Application of simulation models in the epidemiology of pests and diseases: an introductory review.

Author Rabbinge, R. & Carter, N.
Citation Rabbinge, R. & Carter, N. (1984). Application of simulation models in the epidemiology of pests and diseases: an introductory review. International Organisation for Biological Control Bulletin, 6: 18-30.

Abstract

Watt (196la, b, 1963, 1964) was one of the first people to realise the full potential of agricultural pest modelling. Watt's main interest was to use models to evaluate different control strategies, and he was able to show theoretically that pest populations could reach higher levels after the application of a pesticide than in its absence (Watt, 196la). Watt (1961b) was also concerned with modelIing field populations and later extended his ideas to resource management.

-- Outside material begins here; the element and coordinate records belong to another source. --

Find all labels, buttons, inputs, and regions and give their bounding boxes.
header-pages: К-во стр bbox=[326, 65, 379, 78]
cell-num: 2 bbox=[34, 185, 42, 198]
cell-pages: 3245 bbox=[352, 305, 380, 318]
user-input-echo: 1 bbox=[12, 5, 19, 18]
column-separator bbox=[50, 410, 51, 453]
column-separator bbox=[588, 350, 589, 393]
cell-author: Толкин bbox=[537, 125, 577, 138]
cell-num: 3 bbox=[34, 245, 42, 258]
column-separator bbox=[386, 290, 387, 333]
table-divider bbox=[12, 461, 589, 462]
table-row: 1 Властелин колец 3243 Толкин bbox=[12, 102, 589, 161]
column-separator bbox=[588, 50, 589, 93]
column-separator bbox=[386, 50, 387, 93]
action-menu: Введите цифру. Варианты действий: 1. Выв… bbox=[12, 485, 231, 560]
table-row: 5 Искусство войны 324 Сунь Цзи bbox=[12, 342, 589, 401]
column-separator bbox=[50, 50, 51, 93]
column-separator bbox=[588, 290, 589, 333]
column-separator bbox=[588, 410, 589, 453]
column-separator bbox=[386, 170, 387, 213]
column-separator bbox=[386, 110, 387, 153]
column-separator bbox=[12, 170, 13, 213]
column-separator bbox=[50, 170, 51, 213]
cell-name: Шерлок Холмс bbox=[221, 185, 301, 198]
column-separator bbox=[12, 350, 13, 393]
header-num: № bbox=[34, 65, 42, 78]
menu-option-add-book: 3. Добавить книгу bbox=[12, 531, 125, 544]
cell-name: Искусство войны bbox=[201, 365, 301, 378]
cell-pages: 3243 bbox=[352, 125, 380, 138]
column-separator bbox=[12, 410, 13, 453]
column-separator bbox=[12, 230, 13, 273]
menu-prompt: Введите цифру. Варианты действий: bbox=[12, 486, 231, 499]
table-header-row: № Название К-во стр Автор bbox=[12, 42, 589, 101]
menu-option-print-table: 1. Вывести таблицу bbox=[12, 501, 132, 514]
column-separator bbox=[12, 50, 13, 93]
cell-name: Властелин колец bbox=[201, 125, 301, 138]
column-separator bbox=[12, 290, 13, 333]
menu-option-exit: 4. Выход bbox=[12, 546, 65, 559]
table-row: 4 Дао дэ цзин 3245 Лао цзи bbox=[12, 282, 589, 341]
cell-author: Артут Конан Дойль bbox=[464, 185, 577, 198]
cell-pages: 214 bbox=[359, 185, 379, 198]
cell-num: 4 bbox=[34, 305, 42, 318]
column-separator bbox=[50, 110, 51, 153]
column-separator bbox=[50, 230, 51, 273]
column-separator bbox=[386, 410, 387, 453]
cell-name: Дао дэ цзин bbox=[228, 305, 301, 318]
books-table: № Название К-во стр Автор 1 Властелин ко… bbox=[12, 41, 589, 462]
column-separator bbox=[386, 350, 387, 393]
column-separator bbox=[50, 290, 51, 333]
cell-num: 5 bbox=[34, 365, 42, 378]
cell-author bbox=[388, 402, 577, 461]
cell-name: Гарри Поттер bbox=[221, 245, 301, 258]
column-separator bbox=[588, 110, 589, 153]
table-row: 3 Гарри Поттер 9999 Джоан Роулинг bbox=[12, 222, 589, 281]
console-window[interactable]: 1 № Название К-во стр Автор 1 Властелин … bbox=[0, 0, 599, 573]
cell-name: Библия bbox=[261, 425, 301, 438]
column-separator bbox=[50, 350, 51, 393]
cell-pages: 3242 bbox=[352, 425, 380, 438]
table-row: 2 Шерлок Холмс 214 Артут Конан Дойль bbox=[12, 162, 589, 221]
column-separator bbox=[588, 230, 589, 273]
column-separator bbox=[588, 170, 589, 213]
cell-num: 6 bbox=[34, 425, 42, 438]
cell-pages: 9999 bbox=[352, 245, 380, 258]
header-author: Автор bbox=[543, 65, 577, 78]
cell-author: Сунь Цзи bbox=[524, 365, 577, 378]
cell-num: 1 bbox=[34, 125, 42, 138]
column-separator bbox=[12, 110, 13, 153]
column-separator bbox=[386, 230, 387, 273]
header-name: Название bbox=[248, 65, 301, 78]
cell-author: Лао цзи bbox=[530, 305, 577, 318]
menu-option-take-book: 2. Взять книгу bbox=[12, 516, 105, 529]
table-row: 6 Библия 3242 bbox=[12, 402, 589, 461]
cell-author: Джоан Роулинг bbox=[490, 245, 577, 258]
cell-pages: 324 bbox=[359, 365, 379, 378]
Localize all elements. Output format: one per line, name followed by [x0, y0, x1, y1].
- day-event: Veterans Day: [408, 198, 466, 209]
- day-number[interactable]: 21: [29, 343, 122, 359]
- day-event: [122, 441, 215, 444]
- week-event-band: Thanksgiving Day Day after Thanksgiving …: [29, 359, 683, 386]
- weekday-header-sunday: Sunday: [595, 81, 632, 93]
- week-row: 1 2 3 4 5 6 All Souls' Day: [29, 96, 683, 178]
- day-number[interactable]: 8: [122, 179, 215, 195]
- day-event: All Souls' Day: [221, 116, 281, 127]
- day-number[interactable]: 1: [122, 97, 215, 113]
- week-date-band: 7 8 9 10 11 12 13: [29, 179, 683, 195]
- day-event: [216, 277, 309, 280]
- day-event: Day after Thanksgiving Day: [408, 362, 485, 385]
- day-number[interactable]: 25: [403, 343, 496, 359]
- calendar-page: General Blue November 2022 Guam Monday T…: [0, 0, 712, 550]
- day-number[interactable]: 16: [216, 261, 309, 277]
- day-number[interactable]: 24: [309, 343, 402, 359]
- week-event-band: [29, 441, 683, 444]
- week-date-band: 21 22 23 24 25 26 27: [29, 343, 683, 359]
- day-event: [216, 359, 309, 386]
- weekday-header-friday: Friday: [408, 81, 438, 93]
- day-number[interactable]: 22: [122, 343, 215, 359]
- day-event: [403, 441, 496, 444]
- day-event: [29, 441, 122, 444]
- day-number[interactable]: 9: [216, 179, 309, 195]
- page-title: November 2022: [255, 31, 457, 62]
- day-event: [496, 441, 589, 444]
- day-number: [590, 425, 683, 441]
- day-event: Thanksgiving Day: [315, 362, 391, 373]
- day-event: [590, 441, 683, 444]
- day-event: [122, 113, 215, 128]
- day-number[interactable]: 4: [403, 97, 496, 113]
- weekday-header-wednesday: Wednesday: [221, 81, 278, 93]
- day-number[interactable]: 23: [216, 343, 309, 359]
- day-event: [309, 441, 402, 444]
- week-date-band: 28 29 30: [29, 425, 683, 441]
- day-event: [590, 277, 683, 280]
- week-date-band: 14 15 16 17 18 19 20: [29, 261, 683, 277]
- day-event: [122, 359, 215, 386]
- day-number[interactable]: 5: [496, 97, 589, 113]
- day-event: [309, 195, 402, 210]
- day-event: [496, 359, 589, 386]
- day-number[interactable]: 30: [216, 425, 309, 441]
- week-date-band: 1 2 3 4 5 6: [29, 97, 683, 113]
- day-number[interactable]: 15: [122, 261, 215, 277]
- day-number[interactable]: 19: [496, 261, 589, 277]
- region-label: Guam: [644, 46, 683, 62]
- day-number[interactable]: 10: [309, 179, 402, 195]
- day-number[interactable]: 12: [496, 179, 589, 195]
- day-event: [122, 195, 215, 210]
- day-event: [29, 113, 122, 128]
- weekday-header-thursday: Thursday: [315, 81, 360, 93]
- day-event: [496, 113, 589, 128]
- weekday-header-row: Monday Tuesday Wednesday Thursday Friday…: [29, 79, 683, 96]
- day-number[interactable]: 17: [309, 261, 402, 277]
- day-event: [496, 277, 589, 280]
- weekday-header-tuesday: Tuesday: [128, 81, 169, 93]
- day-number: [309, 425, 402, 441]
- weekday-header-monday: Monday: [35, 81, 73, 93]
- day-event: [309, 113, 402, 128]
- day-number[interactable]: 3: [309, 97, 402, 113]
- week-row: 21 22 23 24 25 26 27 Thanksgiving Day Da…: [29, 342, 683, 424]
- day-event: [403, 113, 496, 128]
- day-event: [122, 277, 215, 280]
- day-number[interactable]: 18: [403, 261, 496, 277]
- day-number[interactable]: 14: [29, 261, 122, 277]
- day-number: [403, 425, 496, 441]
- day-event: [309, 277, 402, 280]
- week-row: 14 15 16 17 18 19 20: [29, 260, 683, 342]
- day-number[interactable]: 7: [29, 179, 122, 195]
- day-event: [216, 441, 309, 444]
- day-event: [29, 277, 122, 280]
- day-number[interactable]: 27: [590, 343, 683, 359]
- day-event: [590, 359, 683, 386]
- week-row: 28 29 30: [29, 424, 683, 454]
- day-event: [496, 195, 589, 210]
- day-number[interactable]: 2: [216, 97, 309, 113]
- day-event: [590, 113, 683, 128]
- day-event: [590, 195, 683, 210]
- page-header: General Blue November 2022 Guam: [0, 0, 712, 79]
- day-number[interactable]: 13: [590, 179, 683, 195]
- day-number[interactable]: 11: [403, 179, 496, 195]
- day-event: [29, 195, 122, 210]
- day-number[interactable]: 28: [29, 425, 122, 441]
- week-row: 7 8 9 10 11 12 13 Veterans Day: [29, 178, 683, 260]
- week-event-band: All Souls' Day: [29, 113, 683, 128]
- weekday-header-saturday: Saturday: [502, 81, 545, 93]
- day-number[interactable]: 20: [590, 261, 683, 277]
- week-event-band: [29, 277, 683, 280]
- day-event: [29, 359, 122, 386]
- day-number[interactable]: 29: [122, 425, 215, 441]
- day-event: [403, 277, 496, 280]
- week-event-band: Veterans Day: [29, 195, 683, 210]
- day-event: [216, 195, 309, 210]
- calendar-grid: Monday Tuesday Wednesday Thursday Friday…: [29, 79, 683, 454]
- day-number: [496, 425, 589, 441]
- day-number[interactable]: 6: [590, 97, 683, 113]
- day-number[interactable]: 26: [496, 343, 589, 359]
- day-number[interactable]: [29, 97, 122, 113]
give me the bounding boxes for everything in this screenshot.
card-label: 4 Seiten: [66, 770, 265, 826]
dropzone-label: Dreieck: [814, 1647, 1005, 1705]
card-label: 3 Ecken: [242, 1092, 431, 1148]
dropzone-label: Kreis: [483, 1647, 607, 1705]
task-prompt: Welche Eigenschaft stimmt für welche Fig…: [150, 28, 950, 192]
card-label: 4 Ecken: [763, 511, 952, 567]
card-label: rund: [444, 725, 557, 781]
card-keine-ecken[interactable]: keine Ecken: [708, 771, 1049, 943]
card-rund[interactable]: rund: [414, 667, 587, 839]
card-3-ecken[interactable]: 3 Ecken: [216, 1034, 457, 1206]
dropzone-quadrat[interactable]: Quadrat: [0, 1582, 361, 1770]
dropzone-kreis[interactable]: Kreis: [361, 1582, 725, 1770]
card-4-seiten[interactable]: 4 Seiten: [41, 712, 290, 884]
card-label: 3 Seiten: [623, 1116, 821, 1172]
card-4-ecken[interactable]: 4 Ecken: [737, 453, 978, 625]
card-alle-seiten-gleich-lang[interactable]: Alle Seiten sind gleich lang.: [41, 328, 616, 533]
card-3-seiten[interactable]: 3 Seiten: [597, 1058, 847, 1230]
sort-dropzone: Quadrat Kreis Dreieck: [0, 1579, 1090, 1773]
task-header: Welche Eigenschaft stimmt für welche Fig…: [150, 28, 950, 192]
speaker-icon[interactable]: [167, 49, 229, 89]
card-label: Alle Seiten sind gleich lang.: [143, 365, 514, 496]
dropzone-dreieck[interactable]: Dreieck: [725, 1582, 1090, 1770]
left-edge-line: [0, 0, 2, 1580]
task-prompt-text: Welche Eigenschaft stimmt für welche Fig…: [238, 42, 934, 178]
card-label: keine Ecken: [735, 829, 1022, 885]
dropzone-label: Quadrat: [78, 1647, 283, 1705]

Conway (1973, 1977) criticised many of the existing mathematical pest models for being too general (producing only obvious or trivial results), for ignoring the economic aspects of control, for failing to initiate the interaction between modelling and experimentation and for their irrelevance to pest management. systems. The first criticism is now less important as systems teams start to tackle specific problems with specific objectives. The analytical approach however is still interested in general models e.g. to account for the searching strategies of predators and parasitoids. The second point is a reflection of two considerations; most modellers are trained in one subject, in this case biology, and know little of economics and the economic aspects of crop protection have not often been calculated. These considerations are  changing as entomologists and phytopathologists realise the importance of damage levels, economic thresholds and action levels. The third criticism is possibly unjustified. Model builders quickly realise what experimental work needs to be done to provide the missing data for their models. Very often however with an analytical approach the importance directly unmeasurable variables and parameters are stressed, e.g. the mutual interference constant of predators.  These values are usually calculated from graphs and are very often an incorporation of many biological processes into one variable or parameter.  Thus they are purely descriptive with little explanatory value. Analytical models are, because of their abstract character, usually difficult to validate in the real world. Very often the author gives examples where his model fits observations in the field but this does not answer the question as to whether his theoretical considerations are valid. This makes the value of these analytical models for interpretation of a specific field situation limited, and conclusions on the mode of action of a system speculative and dangerous. Finally, models are now being employed in management systems.